Vol.25

フック

1991年 / 米
原題:HOOK
監督:スティーブン・スピルバーグ
キャスト:ロビン・ウィリアムズ / ダスティン・ホフマン /
     ジュリア・ロバーツ / ボブ・ホスキンズ / マギー・スミス

ピーターパンのように空を飛べたら……、ティンカーベルと冒険に旅立ちたい……と願った時代が誰にもあったはずだ。
映画「フック」は、大人になったピーターパン。空も飛べず、戦い方も忘れてしまったピーター・バニング(ロビン・ウィリアムズ)の物語だ。
彼はアメリカ在住の弁護士。妻のモイラと息子ジャック、娘のマギーの4人家族。携帯電話のホルダーを身につけ、家族と過ごす時間も仕事のことを忘れない。しかも、高所恐怖症……。
10年ぶりにロンドンに住むウェンディ(マギー・スミス)を訪ねた時のことだ。ジャックとマギーが、ネバーランドのフック船長(ダスティン・ホフマン)に誘拐されてしまう。それは、ネバーランドへ決着をつけに来いというフック船長のピーターパンへのメッセージだった。
子供たちを救い出すため、40歳のピーターパン、ピーター・バニングの冒険が始まる……。

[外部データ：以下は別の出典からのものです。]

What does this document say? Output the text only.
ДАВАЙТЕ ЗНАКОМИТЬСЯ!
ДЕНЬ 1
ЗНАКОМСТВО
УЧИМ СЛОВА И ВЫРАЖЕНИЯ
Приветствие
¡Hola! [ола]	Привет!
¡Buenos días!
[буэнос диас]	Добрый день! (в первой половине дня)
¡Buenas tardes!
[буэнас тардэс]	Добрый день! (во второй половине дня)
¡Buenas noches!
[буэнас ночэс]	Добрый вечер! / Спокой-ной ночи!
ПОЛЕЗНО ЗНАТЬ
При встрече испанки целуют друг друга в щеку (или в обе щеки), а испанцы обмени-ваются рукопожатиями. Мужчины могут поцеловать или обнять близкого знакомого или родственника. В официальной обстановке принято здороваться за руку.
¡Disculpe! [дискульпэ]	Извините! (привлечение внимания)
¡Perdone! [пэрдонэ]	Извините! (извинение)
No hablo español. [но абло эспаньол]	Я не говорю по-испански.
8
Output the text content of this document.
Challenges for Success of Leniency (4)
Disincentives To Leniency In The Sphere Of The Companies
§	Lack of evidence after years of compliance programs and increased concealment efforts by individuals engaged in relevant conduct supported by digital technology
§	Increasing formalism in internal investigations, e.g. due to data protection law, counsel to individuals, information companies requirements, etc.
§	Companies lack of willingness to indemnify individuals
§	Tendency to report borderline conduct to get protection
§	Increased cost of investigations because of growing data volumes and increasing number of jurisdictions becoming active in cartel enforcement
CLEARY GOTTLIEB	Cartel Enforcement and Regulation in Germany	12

昔、探した妖精ティンカーベルをジュリア・ロバーツが演じている。
飛べなくなってしまったピーターパンに彼女は語る。
All you need is one happy thought.
One happy thought will make you fly.
楽しいことや幸せを思い浮かべれば飛べるのだが、弁護士ピーター・バニングにはとても難しい。
だって彼は、自然保護区の買収が思うようにゆかなかった時、恐竜を引き合いに出してこんなことを言うのだから。
Tell them there're always been casualties of evolution.
Ask them if anybody misses the Tyrannosaurus Rex.
進化には犠牲がつきもので、誰もティラノサウルスに同情する奴なんていない。この性格ではティンカーベルでもピーターパン復活への道は遠い。

ネバーランドは時の止まったお伽の国だ。ピーターパンはウェンディの娘モイラと結婚し、空を飛ぶことを忘れ、楽しい時間を犠牲に大人への成長を望んだのだ。彼は、大人への進化の方向を誤っただけなのかもしれない。
ネバーランド以外の国では成長を止めることはできないけれども、例えば、僕らはフェバリットのモデルを手にする時、かつて子供時代のそれより遙かに大きな高性能の翼に気づく。どれほど忙しくとも、眠りから醒めきらぬ、夢とも現実とも解らない境目の世界、ネバーランドでなくてもね。